There are new signs that fighting urban decay by “greening” abandoned lots will deter crime and make residents feel safer. Vacant lots are often littered and grubby, and they contribute to criminality by serving as areas to stash illegal weapons, perform drug sales, and violence. A recent study showing this correlation provides renewed support for the Broken Windows idea promoted by the late sociologist James Q. Wilson and his colleague George L. Kelling, who argued that there is indeed a connection between disorder and crime.
The Broken Windows theory is rooted in research on disorder that began in 1969. Stanford psychologist Philip Zimbardo conducted an experiment where he left a car without license plates and its hood up on the street in Bronx, New York. He left a comparable car on a street in Palo Alto, California. Results showed that the Bronx car was damaged within minutes and demolished within 24 hours. The Palo Alto car remained intact for a week until Zimbardo smashed it with a sledgehammer, ultimately achieving the same outcome as the car in the Bronx. Partially based on the results of such experimentation, Wilson and Kelling introduced the Broken Windows theory in 1982, which states that failure to enforce laws against minor public order offenses presents risks for serious crime.

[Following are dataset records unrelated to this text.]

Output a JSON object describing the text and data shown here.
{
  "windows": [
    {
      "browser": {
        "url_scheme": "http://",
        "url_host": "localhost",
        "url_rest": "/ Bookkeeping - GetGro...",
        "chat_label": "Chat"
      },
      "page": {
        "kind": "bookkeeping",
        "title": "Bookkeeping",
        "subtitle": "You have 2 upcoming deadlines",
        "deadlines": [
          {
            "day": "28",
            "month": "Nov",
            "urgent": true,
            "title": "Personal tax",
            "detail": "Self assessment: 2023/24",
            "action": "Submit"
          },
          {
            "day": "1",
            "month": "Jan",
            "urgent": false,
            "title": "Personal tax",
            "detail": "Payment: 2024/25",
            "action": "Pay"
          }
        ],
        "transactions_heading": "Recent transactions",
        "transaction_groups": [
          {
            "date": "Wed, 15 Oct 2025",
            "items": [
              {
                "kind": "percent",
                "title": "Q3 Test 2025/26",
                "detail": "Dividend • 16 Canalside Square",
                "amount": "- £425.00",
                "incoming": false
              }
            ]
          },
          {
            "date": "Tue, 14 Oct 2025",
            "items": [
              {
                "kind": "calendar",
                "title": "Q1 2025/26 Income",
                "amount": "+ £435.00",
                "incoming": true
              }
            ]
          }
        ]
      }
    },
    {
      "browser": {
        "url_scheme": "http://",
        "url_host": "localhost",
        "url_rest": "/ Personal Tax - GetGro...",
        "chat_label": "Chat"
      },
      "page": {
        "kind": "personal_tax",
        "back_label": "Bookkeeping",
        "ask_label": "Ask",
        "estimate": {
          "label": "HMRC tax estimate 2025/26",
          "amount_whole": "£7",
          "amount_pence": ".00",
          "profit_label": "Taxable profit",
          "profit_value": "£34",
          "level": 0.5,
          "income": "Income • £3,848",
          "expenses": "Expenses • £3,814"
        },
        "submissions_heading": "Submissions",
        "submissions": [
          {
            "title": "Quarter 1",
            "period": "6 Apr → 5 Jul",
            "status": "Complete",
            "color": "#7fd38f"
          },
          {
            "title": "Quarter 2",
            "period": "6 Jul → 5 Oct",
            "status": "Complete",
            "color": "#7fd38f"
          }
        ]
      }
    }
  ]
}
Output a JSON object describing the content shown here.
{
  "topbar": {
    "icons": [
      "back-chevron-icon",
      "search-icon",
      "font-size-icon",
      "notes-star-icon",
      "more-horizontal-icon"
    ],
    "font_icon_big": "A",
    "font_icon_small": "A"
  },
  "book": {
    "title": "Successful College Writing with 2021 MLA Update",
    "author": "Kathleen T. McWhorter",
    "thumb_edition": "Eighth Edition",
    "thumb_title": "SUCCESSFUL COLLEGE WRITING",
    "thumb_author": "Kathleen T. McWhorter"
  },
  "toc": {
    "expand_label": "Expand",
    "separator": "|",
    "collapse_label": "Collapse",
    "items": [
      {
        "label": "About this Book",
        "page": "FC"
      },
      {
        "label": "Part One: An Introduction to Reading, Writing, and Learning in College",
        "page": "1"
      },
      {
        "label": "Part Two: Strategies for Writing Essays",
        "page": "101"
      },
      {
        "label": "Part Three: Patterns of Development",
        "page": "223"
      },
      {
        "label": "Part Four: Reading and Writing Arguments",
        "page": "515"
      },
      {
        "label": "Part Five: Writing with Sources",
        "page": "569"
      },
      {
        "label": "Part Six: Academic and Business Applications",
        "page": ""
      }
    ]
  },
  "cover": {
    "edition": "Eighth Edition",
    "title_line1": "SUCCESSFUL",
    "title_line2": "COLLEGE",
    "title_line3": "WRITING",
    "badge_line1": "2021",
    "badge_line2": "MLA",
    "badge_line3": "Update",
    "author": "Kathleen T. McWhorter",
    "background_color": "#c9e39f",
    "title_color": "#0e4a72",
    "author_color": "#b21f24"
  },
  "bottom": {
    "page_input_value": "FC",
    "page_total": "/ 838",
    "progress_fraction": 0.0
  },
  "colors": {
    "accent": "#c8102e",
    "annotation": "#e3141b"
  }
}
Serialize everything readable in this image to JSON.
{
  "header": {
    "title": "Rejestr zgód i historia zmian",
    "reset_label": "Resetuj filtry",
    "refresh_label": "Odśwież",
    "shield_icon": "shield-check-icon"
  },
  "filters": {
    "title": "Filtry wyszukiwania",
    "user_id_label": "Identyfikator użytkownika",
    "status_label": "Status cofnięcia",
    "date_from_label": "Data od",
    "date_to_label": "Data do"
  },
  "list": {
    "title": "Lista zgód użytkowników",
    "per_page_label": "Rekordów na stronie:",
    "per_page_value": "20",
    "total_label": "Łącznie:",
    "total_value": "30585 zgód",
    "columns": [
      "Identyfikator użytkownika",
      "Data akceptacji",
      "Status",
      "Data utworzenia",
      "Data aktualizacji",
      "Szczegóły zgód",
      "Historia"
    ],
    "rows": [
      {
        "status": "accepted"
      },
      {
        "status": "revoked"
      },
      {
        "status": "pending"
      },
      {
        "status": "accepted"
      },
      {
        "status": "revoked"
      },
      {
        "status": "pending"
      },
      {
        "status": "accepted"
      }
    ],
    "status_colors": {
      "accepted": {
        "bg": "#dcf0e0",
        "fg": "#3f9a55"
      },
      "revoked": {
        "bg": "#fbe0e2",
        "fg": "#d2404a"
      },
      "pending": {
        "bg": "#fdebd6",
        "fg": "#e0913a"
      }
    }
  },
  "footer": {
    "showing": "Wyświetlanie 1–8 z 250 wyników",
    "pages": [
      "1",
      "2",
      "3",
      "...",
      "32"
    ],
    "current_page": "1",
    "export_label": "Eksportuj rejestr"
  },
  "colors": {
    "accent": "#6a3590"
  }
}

In the recent study by the Perelman School of Medicine at the University of Pennsylvania, greening consisted of cleaning old lots, planting grass and trees, and building a wooden fence around the perimeter. The authors concluded that while a larger randomized controlled trial is necessary to further investigate the link between vacant lot greening and violence reduction, they observed that greening was associated with reductions in certain gun crimes and improvements in residents' perceptions of safety. Who would have thought that greening might serve as an effective method of restoring order and preventing crime?